The Rainwater basin provides one of the world’s greatest waterfowl migration spectacles. Possibly tens of millions of waterfowl descend on the Rainwater Basin region of south-central Nebraska each spring, not as a destination, but as a way station between southern wintering retreats and northern nesting grounds. To date, 257 bird species have been observed in the Rainwater Basin.

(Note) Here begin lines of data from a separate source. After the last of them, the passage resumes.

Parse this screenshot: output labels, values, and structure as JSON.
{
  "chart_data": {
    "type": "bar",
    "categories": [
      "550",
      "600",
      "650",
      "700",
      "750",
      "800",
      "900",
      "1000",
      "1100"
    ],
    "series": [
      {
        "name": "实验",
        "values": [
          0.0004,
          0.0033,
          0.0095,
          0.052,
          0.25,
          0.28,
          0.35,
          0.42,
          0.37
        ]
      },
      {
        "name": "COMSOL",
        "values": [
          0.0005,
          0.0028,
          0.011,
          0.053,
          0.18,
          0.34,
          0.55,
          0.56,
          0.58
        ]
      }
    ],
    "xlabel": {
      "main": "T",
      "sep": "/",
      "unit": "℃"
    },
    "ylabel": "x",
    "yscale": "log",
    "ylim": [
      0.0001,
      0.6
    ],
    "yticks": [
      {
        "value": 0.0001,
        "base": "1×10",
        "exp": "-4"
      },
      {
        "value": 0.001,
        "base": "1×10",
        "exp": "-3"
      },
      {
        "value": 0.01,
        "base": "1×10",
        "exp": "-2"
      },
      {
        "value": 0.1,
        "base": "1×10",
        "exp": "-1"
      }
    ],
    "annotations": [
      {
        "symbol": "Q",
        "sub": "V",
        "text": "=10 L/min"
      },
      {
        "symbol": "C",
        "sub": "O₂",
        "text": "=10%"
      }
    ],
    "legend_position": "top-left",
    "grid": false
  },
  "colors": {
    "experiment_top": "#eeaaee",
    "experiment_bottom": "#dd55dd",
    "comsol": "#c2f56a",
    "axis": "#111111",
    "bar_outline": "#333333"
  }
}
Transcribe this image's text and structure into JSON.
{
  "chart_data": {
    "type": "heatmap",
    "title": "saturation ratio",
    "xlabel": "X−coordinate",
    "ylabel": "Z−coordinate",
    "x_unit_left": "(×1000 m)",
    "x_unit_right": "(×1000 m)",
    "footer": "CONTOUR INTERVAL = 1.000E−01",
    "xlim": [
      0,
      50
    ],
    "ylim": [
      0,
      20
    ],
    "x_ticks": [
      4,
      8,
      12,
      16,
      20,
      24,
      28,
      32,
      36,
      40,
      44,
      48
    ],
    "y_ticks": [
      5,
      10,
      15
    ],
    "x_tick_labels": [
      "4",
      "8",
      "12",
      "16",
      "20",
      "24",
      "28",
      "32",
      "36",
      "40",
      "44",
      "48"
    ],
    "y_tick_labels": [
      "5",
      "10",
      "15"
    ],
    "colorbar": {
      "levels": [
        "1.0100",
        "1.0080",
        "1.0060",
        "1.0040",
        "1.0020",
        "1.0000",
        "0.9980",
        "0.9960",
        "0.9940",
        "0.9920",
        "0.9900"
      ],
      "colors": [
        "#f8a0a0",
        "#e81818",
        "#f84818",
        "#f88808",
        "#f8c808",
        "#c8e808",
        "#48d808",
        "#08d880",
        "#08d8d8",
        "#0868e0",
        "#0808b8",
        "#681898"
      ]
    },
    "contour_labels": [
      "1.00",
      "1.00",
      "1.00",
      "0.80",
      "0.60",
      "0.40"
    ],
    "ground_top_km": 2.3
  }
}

For one species, the white-fronted goose, the Rainwater Basin has become a critical stopping point for northward migration. Approximately 90 percent of the mid-continent population of white-fronts stage on these wetlands. An estimated 7-9 million ducks and 2-3 million geese annually stop in the Rainwater basin, including:

  • 50 percent of the mid-continental mallard population
  • 30 percent of the continental northern pintail population
  • 25 species of waterfowl
  • 27 species of shorebirds
  • 5 threatened and endangered species (bald eagle, whooping crane, piping plover, least tern and peregrine falcon

About the Rainwater Basin

The Rainwater Basin area stretches from Seward County west of Lincoln to Gosper County near Lexington, spanning 21 counties and nearly 6,200 square miles. Rainwater and snowmelt fill the basins every year, just in time for the waterfowl that will depend on it for food, roosting and shelter. A generous supply of seeds and tubers from wetland plants, as well as corn from surrounding farms, provides the required energy for pairing and the continued migration. Later in the spring, these shallow basins warm, brewing up a protein-rich soup of invertebrates. Few birds will remain in the basins to raise young, with most traveling north to the Dakotas and Canada to breed.

History

Before European settlement, wetlands were plentiful from the gulf coast to the arctic. The Rainwater Basin was a large part of a chain on wetlands where waterfowl could briefly visit on their way northward. Today, only 10-20 percent of the original 200,000 acres of wetlands remain. Many of these wetlands were drained or altered for agriculture, making each wetland more vital to the Central Flyway than ever.

Conservation

The Rainwater Basin Joint Venture was started in 1992 under the North American Waterfowl Management Plan to protect remaining wetlands, and to restoredrained and altered wetlands to help in meeting the demands of migrating waterfowl and shorebirds. The Joint Venture is a partnership between state and federal agencies, non-governmental organizations, landowners and farmers to address natural resource issues through various projects that improve migratory bird habitat.

Other wildlife such as white-tailed deer, coyotes, muskrats, prairie dogs, and beaver can be seen in and around Rainwater Basin wetlands. There are 84 publicly owned Rainwater Basin wetlands totaling over 28,600 acres.